The Portland Business Journal reported recently that Cowell’s office had made a proxy request to the board of Nike Inc., asking the company to “post a semiannual report on its website that gives details about the company's political contributions.” Shareholders will consider the request at a meeting in September. The company’s board has urged shareholders to reject the request.
What is Cowell’s interest in Nike’s political activity? In an email, her spokeswoman Julia Vail told me that the treasurer has sent letters to the boards of several companies that hold investments from the state’s pension funds — Nike, Devon Energy, and Halliburton — requesting that they “provide full disclosure of political spending, including contributions made to 527s [political committees] and trade associations, as well as develop a board oversight policy” regarding disclosure of political spending.
“In light of the Supreme Court’s Citizens United decision,” Vail wrote, “the treasurer believes that companies involved in political activities should disclose their political spending and board oversight policies to make sure that these expenses are in the best interests of shareholders.”
As a shareholder, Cowell has the right to ask whether the companies she has invested in are engaging in political activities that undermine the value of her portfolio. But what Cowell does with this information could compromise her fiduciary responsibility to the 800,000 members of the $60 billion state pension plans.
By state law, the treasurer is the sole fiduciary of pension investments. She decides where members’ contributions reside. The law also says the treasurer’s duty is to serve “solely in the interest of the participants and beneficiaries” of the pension plan, and “may consider benefits created by an investment in addition to investment return only if the treasurer determines that the investment providing these collateral benefits would be prudent even without collateral benefits” (emphasis added).
In other words, the law demands that the treasurer put the fiscal health of the pension funds first. She’s not supposed to be a political watchdog unless doing so boosts the bottom line of her investments.
Indeed, if a company’s political activity has no effect on its value in the marketplace — and the treasurer uses that information to decide where to put the retirement system money — then she’s traveling a dangerous path. She could choose to invest in businesses that endorse causes that are dear to her, even if those companies’ share prices lag others with differing political priorities, or none at all.

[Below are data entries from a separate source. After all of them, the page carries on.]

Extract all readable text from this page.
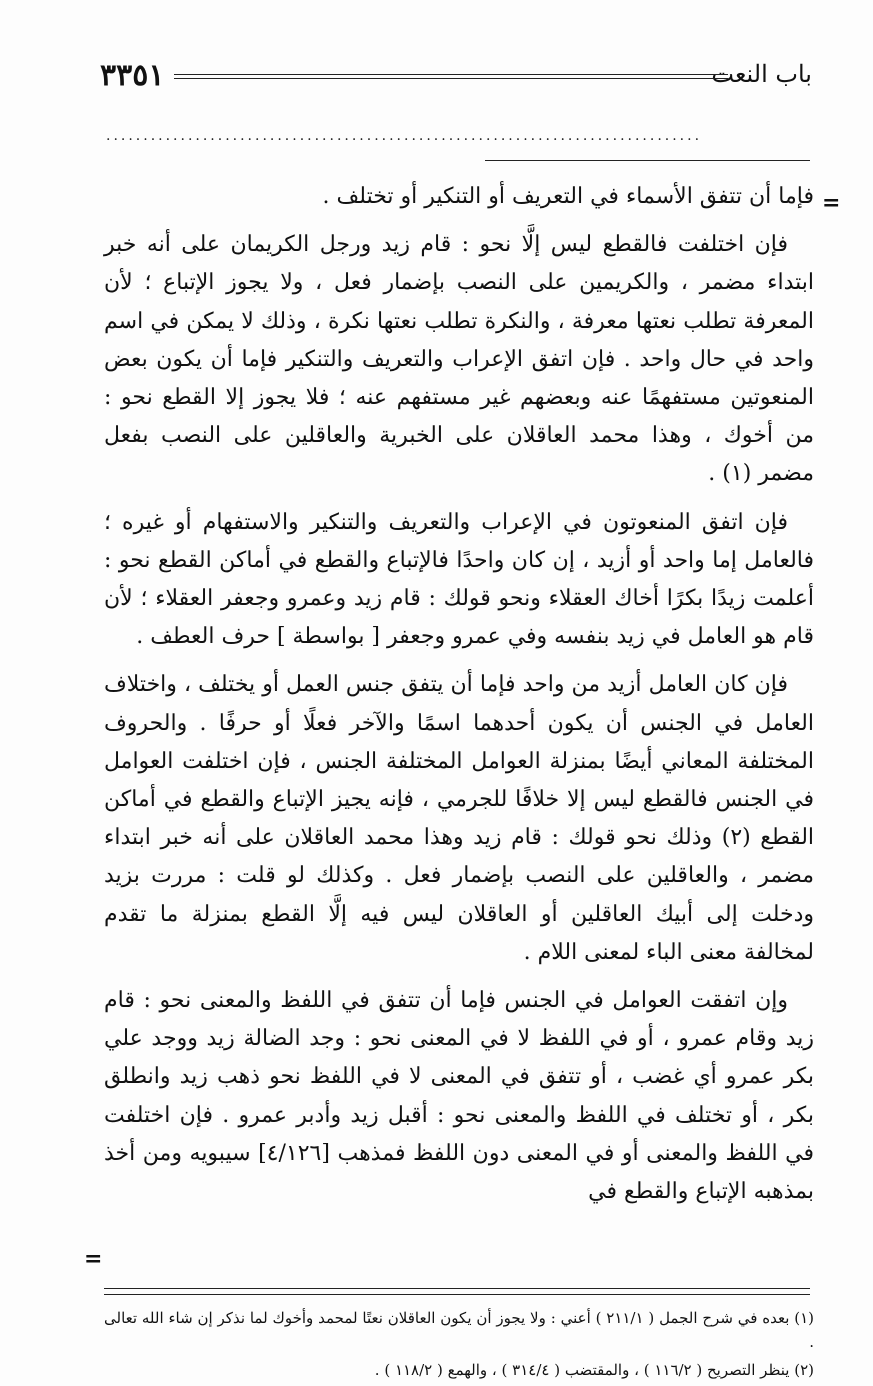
باب النعت
٣٣٥١
................................................................................
=

فإما أن تتفق الأسماء في التعريف أو التنكير أو تختلف .

فإن اختلفت فالقطع ليس إلَّا نحو : قام زيد ورجل الكريمان على أنه خبر ابتداء مضمر ، والكريمين على النصب بإضمار فعل ، ولا يجوز الإتباع ؛ لأن المعرفة تطلب نعتها معرفة ، والنكرة تطلب نعتها نكرة ، وذلك لا يمكن في اسم واحد في حال واحد . فإن اتفق الإعراب والتعريف والتنكير فإما أن يكون بعض المنعوتين مستفهمًا عنه وبعضهم غير مستفهم عنه ؛ فلا يجوز إلا القطع نحو : من أخوك ، وهذا محمد العاقلان على الخبرية والعاقلين على النصب بفعل مضمر (١) .

فإن اتفق المنعوتون في الإعراب والتعريف والتنكير والاستفهام أو غيره ؛ فالعامل إما واحد أو أزيد ، إن كان واحدًا فالإتباع والقطع في أماكن القطع نحو : أعلمت زيدًا بكرًا أخاك العقلاء ونحو قولك : قام زيد وعمرو وجعفر العقلاء ؛ لأن قام هو العامل في زيد بنفسه وفي عمرو وجعفر [ بواسطة ] حرف العطف .

فإن كان العامل أزيد من واحد فإما أن يتفق جنس العمل أو يختلف ، واختلاف العامل في الجنس أن يكون أحدهما اسمًا والآخر فعلًا أو حرفًا . والحروف المختلفة المعاني أيضًا بمنزلة العوامل المختلفة الجنس ، فإن اختلفت العوامل في الجنس فالقطع ليس إلا خلافًا للجرمي ، فإنه يجيز الإتباع والقطع في أماكن القطع (٢) وذلك نحو قولك : قام زيد وهذا محمد العاقلان على أنه خبر ابتداء مضمر ، والعاقلين على النصب بإضمار فعل . وكذلك لو قلت : مررت بزيد ودخلت إلى أبيك العاقلين أو العاقلان ليس فيه إلَّا القطع بمنزلة ما تقدم لمخالفة معنى الباء لمعنى اللام .

وإن اتفقت العوامل في الجنس فإما أن تتفق في اللفظ والمعنى نحو : قام زيد وقام عمرو ، أو في اللفظ لا في المعنى نحو : وجد الضالة زيد ووجد علي بكر عمرو أي غضب ، أو تتفق في المعنى لا في اللفظ نحو ذهب زيد وانطلق بكر ، أو تختلف في اللفظ والمعنى نحو : أقبل زيد وأدبر عمرو . فإن اختلفت في اللفظ والمعنى أو في المعنى دون اللفظ فمذهب [٤/١٢٦] سيبويه ومن أخذ بمذهبه الإتباع والقطع في

=

(١) بعده في شرح الجمل ( ٢١١/١ ) أعني : ولا يجوز أن يكون العاقلان نعتًا لمحمد وأخوك لما نذكر إن شاء الله تعالى .

(٢) ينظر التصريح ( ١١٦/٢ ) ، والمقتضب ( ٣١٤/٤ ) ، والهمع ( ١١٨/٢ ) .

Moreover, not all political spending is equal. Some companies provide significant support to trade associations that fight regulations that can undermine corporate profits — and harm those investing in the businesses. Other companies fund overtly social or political causes, which may attract good will from their customers or may squander money that could have been spent on capital, personnel, or marketing.
Any decision Cowell makes on corporate political spending will be a subjective call.
Cowell cites an outfit called the Center for Political Accountability, which is prodding shareholder groups and large pension managers to demand more “transparency” from publicly held companies in their political spending.
As The Wall Street Journal’s Kim Strassel reported in June, the center is using shareholder proxy requests to force corporations to publicize their spending on political causes, letting liberal activists target boycotts against the ones that support conservative or free-market policies.
Cowell’s responsibilities are to maintain the financial health of state pensions, not serve as judge and jury of companies’ political activities.
The General Assembly could relegate the potential for such political investing to the history books. Most states have independent, appointed investment boards. These boards control where pension funds are invested. And while they aren’t immune from political influence, they represent more than a single person’s instincts and biases.
Next year’s legislature should consider forming such a board, for the betterment of the public employees who depend on a pension for their retirement, and of the taxpayers of North Carolina, who’ll have to bail out the pension fund if the next treasurer picks the wrong horse, for whatever reason.